After five hours, the tortoise started breathing on its own and was extubated. The next morning, it was reactive, bright and alert. The tortoise was started on a course of prophylactic antibiotic (ceftazidime 22mg/kg every 72 hours) by IM injection to cover for possible aspiration pneumonia.
The tortoise was kept hospitalised for the next couple of days and continued to improve. Supportive care (fluids and assisted feeding with a critical care herbivore fine grind recovery food at a dose of 20ml/kg; Norton, 2005) was provided. It started eating dark green vegetables after 48 hours.
Blood test for haematology and biochemistry were performed to check for any underlying conditions, which did not reveal any abnormalities.
Radiology was not performed as, in acute cases, lung changes are unlikely to be visible (Chitty and Raftery, 2013). In more chronic cases, lung consolidation (caused by fibrosis, neoplasia, inflammation or infection) can be observed as an increase in lung opacity (Hernandez-Divers, 2006).
After five days of hospitalisation, the tortoise was discharged with ceftazidime injections to continue the antibiotic course.
At a follow-up appointment, the tortoise was doing well.
Chelonians have the ability to lower their metabolism (Chitty and Raftery, 2013). They can also switch to dive reflex, anaerobic respiration and cardiac shunting, which allow them to tolerate hypoxia (Schumacher, 2003; O’Malley, 2005).
Long (2016) wrote: “Apnoea, bradycardia, diving or lung disease can increase pulmonary resistance, inducing the right‑to‑left cardiac shunting and directing blood flow from the right to left ventricles, bypassing the lungs. The physiologic advantage of shunting is that it allows the continual circulation and delivery of oxygen to the tissues during apnoea.”
This explains how tortoises have a high survival rate after falling into ponds, even after a few hours.

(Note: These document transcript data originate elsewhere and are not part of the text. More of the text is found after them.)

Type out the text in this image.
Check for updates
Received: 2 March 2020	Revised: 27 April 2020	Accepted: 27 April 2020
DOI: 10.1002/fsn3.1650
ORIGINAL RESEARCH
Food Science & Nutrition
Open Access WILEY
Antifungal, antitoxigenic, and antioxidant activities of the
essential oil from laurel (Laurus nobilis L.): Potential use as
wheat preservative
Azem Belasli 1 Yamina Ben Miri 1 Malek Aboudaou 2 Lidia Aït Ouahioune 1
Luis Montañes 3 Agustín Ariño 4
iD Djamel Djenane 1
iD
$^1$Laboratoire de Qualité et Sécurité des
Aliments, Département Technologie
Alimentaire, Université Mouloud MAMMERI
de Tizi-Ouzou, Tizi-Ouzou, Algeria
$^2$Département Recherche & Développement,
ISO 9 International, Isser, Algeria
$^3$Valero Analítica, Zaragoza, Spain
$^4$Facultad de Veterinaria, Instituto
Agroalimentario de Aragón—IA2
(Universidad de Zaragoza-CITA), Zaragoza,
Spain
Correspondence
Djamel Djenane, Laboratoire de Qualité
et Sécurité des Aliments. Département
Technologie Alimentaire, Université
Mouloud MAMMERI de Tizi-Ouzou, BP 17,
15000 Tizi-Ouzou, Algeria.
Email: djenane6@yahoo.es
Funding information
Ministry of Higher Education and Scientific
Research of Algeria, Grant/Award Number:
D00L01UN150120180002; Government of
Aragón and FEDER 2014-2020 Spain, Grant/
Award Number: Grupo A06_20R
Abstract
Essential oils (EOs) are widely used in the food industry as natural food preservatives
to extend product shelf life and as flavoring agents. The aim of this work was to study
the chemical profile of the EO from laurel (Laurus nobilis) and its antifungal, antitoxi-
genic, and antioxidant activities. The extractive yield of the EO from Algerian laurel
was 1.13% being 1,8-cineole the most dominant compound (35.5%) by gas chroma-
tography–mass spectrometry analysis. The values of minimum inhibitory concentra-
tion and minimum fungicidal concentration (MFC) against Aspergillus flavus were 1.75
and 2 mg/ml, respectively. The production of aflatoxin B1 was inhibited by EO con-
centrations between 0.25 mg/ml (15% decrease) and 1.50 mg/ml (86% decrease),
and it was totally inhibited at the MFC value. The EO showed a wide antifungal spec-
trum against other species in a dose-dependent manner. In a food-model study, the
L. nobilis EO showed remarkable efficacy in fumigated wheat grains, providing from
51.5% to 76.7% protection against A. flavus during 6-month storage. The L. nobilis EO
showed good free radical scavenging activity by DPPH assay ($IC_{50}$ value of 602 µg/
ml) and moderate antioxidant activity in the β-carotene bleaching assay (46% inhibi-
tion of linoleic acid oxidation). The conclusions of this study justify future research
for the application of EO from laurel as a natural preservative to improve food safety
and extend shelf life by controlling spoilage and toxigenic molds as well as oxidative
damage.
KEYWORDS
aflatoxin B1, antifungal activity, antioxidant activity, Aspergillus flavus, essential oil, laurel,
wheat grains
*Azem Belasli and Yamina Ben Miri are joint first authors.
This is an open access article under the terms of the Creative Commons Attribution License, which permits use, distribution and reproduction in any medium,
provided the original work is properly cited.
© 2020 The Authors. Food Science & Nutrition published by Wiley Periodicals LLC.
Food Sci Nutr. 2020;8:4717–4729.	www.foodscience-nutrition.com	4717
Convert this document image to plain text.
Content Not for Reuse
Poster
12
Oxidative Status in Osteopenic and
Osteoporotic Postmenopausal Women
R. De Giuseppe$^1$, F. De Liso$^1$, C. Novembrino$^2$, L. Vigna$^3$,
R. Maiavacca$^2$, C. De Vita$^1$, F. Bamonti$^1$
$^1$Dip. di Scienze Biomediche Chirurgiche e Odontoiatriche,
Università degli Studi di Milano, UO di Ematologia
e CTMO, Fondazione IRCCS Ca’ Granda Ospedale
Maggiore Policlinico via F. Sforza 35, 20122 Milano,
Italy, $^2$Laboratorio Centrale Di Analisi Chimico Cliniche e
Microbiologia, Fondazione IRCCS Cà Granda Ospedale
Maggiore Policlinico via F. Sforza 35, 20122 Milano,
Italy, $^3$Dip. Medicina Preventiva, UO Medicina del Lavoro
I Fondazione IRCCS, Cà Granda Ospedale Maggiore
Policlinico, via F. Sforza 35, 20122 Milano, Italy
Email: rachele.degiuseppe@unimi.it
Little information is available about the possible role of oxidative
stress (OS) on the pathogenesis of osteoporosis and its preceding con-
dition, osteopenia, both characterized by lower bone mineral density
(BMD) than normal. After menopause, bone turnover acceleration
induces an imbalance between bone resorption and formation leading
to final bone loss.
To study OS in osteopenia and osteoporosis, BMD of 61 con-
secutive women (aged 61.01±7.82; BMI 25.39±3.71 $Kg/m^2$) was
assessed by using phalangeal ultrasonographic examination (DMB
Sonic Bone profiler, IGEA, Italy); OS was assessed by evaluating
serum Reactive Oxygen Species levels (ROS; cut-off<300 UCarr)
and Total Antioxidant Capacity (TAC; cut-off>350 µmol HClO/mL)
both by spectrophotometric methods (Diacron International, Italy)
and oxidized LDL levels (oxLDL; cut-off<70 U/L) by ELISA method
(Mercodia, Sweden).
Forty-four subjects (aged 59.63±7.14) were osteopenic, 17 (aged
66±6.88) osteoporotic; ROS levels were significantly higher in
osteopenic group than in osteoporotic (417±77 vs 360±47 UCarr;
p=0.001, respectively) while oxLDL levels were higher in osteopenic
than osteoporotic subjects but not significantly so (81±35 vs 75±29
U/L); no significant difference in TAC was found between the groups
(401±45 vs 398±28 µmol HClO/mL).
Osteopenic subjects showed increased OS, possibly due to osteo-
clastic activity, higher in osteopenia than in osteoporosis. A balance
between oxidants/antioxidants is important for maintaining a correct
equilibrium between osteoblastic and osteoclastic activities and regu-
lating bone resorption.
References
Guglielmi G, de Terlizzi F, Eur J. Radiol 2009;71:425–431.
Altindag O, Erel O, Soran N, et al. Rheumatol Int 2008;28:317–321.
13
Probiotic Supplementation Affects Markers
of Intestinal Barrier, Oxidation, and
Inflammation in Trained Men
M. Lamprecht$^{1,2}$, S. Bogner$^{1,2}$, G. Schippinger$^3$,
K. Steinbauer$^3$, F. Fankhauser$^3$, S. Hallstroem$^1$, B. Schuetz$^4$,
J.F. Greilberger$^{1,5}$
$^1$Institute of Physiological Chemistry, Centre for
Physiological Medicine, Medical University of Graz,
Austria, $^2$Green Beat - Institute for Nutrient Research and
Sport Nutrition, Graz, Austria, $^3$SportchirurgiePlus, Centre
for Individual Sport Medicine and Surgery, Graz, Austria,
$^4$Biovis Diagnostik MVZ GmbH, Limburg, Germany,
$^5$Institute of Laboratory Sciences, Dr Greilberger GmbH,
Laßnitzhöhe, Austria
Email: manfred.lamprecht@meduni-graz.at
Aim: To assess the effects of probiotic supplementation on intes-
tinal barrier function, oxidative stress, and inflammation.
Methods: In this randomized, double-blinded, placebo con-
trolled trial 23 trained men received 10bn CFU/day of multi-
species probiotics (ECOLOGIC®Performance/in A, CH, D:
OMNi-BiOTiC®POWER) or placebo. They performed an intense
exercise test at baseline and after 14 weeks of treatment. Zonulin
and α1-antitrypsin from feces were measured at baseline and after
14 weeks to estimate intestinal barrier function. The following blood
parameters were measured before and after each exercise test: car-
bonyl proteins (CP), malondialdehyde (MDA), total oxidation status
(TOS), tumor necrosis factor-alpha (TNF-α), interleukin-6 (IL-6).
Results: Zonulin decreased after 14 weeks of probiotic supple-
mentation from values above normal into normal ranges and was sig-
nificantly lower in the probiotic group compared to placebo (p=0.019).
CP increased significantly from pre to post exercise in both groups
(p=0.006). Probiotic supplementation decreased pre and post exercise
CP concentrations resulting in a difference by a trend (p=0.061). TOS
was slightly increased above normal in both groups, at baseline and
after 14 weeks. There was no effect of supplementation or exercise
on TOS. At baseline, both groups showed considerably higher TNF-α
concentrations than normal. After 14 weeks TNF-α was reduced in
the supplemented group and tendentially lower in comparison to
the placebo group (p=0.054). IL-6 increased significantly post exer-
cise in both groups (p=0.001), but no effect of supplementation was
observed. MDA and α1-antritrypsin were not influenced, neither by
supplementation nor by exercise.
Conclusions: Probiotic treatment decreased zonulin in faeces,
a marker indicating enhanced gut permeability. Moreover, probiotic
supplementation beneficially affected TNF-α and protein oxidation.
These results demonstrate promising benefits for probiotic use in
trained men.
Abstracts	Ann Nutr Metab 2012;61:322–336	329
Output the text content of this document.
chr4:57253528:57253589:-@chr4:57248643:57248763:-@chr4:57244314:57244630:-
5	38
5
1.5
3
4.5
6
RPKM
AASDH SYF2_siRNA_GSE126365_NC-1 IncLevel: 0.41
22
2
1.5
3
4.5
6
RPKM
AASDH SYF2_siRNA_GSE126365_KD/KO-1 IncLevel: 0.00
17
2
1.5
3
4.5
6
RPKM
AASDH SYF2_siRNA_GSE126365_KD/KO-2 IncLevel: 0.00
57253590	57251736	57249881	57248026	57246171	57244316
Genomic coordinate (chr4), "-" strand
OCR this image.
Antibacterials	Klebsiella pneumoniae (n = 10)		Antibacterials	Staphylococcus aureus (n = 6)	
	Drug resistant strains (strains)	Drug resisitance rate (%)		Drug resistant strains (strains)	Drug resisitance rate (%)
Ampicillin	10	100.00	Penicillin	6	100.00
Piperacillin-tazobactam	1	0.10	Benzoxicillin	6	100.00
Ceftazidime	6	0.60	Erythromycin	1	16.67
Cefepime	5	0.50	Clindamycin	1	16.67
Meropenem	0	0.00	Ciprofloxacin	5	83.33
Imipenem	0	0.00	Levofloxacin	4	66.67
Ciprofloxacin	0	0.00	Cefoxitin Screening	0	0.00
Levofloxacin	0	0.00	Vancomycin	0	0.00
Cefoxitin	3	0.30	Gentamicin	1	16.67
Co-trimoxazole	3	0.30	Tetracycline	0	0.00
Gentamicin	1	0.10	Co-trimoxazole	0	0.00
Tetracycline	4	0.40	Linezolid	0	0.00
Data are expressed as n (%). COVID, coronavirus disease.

When presented with an unresponsive tortoise, apply the following steps.
Warm the tortoise slowly to the preferred optimal temperature zone (POTZ) temperature (25°C to 30°C for most Mediterranean species).
Chelonians are ectothermic and depend on the environmental temperature to maintain their body temperature. POTZ is the temperature range where the tortoise can function optimally overall (Norton, 2005). Temperature will influence heart rate, respiratory rate and physiological functions. Heart rate will increase with temperature (Longley, 2008).
Warmth can be provided by different methods, such as:
Temperature should be measured – especially if the tortoise is not responding – and care should be taken not to overheat the patient.
Principles of resuscitation are the same as other animals: airway, breathing and circulation.
More details on how to treat critical tortoise can be found in the literature.